In the treatment of diabetic retinopathy, poor treatment adherence could lead to LTFU during treatment26. Recently, the prognosis of LTFU in proliferative diabetic retinopathy (PDR) patients following pan-retinal photocoagulation or intravitreal anti-VEGF injections has been reported27,28. In that study, the best-corrected visual acuity (BCVA) of PDR patients became significantly worse after the return visit from LTFU, regardless of the treatment method27.
Regarding treatment adherence in DME patients, about 28.8% of DME patients showed LTFU during anti-VEGF treatment in a previous report29. Among these LTFU patients, some returned and received re-treatment for DME. However, there is limited understanding of the visual/anatomical outcomes of re-treatment in LTFU DME patients. Therefore, we aimed to investigate the clinical outcome of DME patients who were lost to follow-up for more than 1 year during the anti-VEGF injection. We also tried to find characteristics of the LTFU patients during treatment.
A retrospective review was conducted on treatment-naïve DME patients who had received bevacizumab injection at the Chungbuk National University Hospital, Cheongju, South Korea, between January 1, 2013, and December 31, 2017. The primary objective of this study was to analyze the visual/anatomical outcome of LTFU DME patients. The secondary objectives were to (1) know the rate of LTFU during anti-VEGF treatment and (2) determine the characteristics of those LTFU during treatment. All study participants provided informed consent for study participation and the publication of their data. This study was approved by the Institutional Review Board of the Chungbuk National University Hospital and followed the tenets of the Declaration of Helsinki.
Bevacizumab was used as initial treatment in the treatment-naïve DME patients. All patients were treated with 3-monthly consecutive intravitreal bevacizumab injections (IVBI). Subsequently, bevacizumab was injected every 4 weeks until treatment responsiveness was achieved. Treatment response was defined as an increase in visual acuity of one or more Snellen lines (5 letter score) or a BCVA of 20/20, or a decrease in the CST by 10% or more, after three consecutive IVBIs32. If DME eyes achieved treatment response, IVBI was deferred to the next 4 weeks. After two consecutive treatment deferrals, the treatment interval was gradually extended.

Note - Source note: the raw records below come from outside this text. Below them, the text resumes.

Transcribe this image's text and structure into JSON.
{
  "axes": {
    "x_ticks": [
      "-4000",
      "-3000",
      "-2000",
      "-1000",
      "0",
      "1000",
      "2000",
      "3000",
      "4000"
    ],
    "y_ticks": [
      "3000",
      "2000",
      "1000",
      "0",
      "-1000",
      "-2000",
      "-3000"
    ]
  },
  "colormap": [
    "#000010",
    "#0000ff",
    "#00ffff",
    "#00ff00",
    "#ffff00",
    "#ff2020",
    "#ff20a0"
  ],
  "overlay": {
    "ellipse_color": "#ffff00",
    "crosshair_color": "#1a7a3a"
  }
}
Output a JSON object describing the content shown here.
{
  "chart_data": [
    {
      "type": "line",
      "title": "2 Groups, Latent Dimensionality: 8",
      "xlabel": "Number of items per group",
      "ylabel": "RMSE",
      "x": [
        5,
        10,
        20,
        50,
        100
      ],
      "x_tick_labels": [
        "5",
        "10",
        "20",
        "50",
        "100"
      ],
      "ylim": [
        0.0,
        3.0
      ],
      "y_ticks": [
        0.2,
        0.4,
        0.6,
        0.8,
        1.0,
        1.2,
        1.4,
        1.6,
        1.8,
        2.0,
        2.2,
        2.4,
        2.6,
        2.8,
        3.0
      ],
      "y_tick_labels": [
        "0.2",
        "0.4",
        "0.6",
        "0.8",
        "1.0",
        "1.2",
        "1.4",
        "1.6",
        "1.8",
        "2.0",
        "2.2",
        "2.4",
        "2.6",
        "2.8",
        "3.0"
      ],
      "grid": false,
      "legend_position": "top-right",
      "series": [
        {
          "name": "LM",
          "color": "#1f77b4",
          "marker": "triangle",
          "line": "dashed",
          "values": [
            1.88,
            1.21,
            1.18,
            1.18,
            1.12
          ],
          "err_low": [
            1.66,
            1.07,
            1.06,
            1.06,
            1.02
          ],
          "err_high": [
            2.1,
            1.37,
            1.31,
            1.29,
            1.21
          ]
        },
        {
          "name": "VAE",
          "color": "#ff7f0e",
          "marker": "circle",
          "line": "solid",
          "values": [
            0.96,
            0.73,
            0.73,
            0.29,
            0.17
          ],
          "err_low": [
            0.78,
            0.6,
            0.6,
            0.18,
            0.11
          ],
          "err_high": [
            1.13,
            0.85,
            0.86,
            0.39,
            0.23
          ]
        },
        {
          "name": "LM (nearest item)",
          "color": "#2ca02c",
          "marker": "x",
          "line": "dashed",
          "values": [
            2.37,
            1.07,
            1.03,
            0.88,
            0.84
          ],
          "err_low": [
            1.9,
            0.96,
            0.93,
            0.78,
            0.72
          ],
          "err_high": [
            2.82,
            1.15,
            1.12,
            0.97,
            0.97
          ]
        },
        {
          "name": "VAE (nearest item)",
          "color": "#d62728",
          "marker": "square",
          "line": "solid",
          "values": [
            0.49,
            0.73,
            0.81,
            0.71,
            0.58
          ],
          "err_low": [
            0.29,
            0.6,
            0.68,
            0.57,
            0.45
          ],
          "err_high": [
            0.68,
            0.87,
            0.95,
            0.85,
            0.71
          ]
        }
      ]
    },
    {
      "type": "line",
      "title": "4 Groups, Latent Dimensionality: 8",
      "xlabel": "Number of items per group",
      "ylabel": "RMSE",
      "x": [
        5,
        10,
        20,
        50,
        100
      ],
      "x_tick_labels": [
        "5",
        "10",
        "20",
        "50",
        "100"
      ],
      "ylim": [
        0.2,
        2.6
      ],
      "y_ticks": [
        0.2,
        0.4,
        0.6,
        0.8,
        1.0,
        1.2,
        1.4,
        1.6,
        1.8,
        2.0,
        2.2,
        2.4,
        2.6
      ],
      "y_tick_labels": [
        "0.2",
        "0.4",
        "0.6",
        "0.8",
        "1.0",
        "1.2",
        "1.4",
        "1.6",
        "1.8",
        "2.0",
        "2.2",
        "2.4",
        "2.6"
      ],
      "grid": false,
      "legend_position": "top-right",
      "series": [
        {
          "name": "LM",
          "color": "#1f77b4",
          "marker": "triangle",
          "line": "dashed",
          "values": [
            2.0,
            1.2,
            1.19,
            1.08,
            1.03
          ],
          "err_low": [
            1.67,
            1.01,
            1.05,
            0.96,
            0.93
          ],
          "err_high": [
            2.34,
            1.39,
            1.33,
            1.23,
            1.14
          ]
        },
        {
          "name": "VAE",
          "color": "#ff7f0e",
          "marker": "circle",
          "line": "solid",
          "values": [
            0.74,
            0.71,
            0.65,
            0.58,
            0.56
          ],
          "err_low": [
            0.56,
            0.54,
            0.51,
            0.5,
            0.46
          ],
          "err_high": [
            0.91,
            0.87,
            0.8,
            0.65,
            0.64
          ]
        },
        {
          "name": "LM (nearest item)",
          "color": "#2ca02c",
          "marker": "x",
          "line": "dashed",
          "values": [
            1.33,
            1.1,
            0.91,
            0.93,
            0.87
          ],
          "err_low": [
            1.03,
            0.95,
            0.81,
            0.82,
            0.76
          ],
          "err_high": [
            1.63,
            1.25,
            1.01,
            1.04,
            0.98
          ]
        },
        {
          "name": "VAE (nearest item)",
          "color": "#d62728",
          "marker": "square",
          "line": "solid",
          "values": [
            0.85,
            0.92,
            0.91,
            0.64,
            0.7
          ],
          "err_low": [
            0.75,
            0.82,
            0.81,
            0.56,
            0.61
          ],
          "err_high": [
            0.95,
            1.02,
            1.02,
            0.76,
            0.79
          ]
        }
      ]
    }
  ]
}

Then, we extended the treatment deferral interval up to 12 weeks. Subsequently, if there was no further worsening, we observed the DME patients at 12-week intervals.
In our study, we found that 33% of DME patients were LTFU for more than 1 year during anti-VEGF treatment. When the return group received re-treatment with anti-VEGF, they achieved a significant CST improvement. However, even after re-treatment, the percentage of ellipsoid zone defect was significantly increased, and visual acuity did not recover to the previous level before LTFU.